Wolf caught sight of a trailing Doris Hillman, looking daggers at any sweet young thing who captured Jimmy’s eye. Here was one disciple who didn’t believe in sharing.

“Time to move closer,” Stan said. “My tomatoes might miss from here.”

“You’re kidding, right?” Wolf had visions of FBI agents wrestling Stan to the ground. “Throw anything, and an officer might think it’s a bomb or grenade. This is no time for pranks.”

“Don’t have a stroke, Doc. I’m speaking metaphorically.” 

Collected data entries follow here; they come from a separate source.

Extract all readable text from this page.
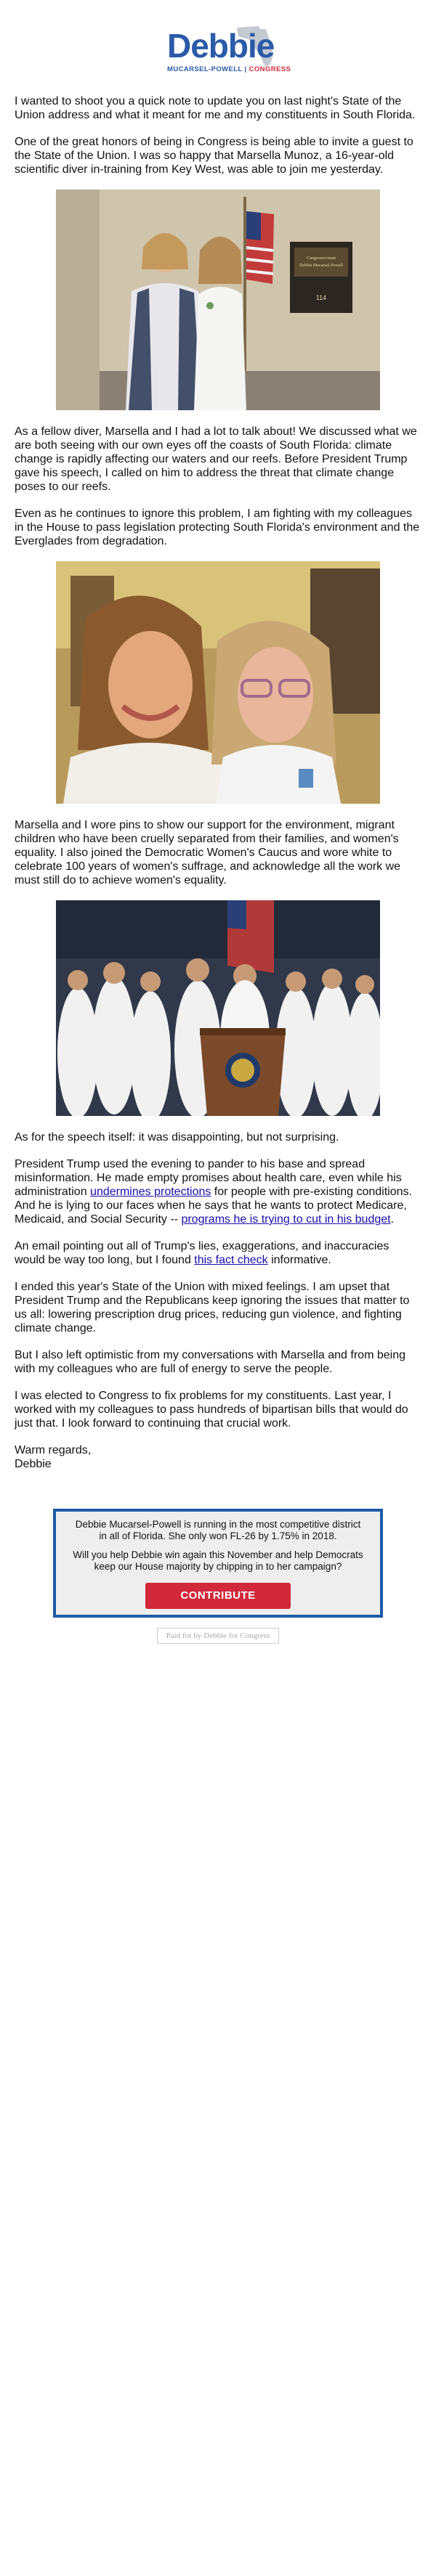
Debbie
MUCARSEL-POWELL | CONGRESS

I wanted to shoot you a quick note to update you on last night's State of the Union address and what it meant for me and my constituents in South Florida.

One of the great honors of being in Congress is being able to invite a guest to the State of the Union. I was so happy that Marsella Munoz, a 16-year-old scientific diver in-training from Key West, was able to join me yesterday.

Congresswoman
Debbie Mucarsel-Powell
114

As a fellow diver, Marsella and I had a lot to talk about! We discussed what we are both seeing with our own eyes off the coasts of South Florida: climate change is rapidly affecting our waters and our reefs. Before President Trump gave his speech, I called on him to address the threat that climate change poses to our reefs.

Even as he continues to ignore this problem, I am fighting with my colleagues in the House to pass legislation protecting South Florida's environment and the Everglades from degradation.

Marsella and I wore pins to show our support for the environment, migrant children who have been cruelly separated from their families, and women's equality. I also joined the Democratic Women's Caucus and wore white to celebrate 100 years of women's suffrage, and acknowledge all the work we must still do to achieve women's equality.

As for the speech itself: it was disappointing, but not surprising.

President Trump used the evening to pander to his base and spread misinformation. He made empty promises about health care, even while his administration undermines protections for people with pre-existing conditions. And he is lying to our faces when he says that he wants to protect Medicare, Medicaid, and Social Security -- programs he is trying to cut in his budget.

An email pointing out all of Trump's lies, exaggerations, and inaccuracies would be way too long, but I found this fact check informative.

I ended this year's State of the Union with mixed feelings. I am upset that President Trump and the Republicans keep ignoring the issues that matter to us all: lowering prescription drug prices, reducing gun violence, and fighting climate change.

But I also left optimistic from my conversations with Marsella and from being with my colleagues who are full of energy to serve the people.

I was elected to Congress to fix problems for my constituents. Last year, I worked with my colleagues to pass hundreds of bipartisan bills that would do just that. I look forward to continuing that crucial work.

Warm regards,
Debbie

Debbie Mucarsel-Powell is running in the most competitive district in all of Florida. She only won FL-26 by 1.75% in 2018.

Will you help Debbie win again this November and help Democrats keep our House majority by chipping in to her campaign?

CONTRIBUTE
Paid for by Debbie for Congress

They’d shouldered their way to the second row when Chantelle groaned. “Oh, no. It’s Professor Marick.”

The stocky man appeared hard on Jimmy’s heels. Wolf swore under his breath as his gaze swept Marick’s sallow face. The man was a buffoon, an intellectual disgrace. He was also a history professor and tenured colleague.

For years, Marick contented himself with lame lectures on ancient civilizations. Then six months ago, he published an article in a no-name magazine that claimed dark-skinned people were incapable of self-government, though he “graciously” added his research didn’t necessarily suggest lower IQ—simply a genetic propensity toward anti-social behavior and an inability to cooperate for the greater good.

The article outraged the BRU faculty, and the administration canceled his classes.  Now Marick was a voiceless, well-paid ghost, who occasionally haunted campus. 

“All we need now are the Rockettes and Mickey Mouse,” Chantelle quipped.

Wolf prayed Marick had a nonspeaking role.

The crowd had swollen to two hundred or more. The preacher helped Doris settle. Then Jimmy tested the microphone.

Near the stage a human hulk chatted with Riley. She looked like Goldilocks standing in papa bear’s shadow. Her hands fluttered as she spoke. Wolf smiled. Would handcuffs render her speechless? Hmm, might try that sometime.

Stan slid a protective arm around Chantelle. Wolf wished he could do the same with Riley. He’d wanted to shadow her tonight. She’d warned him off with a give-me-a-break look and a throw-away line— “No offense but, if I need backup, thirty guys with guns will come running to help if I whistle. It’s my job.”

If their relationship had any chance, he had to respect her professional boundaries. Backing away wasn’t easy.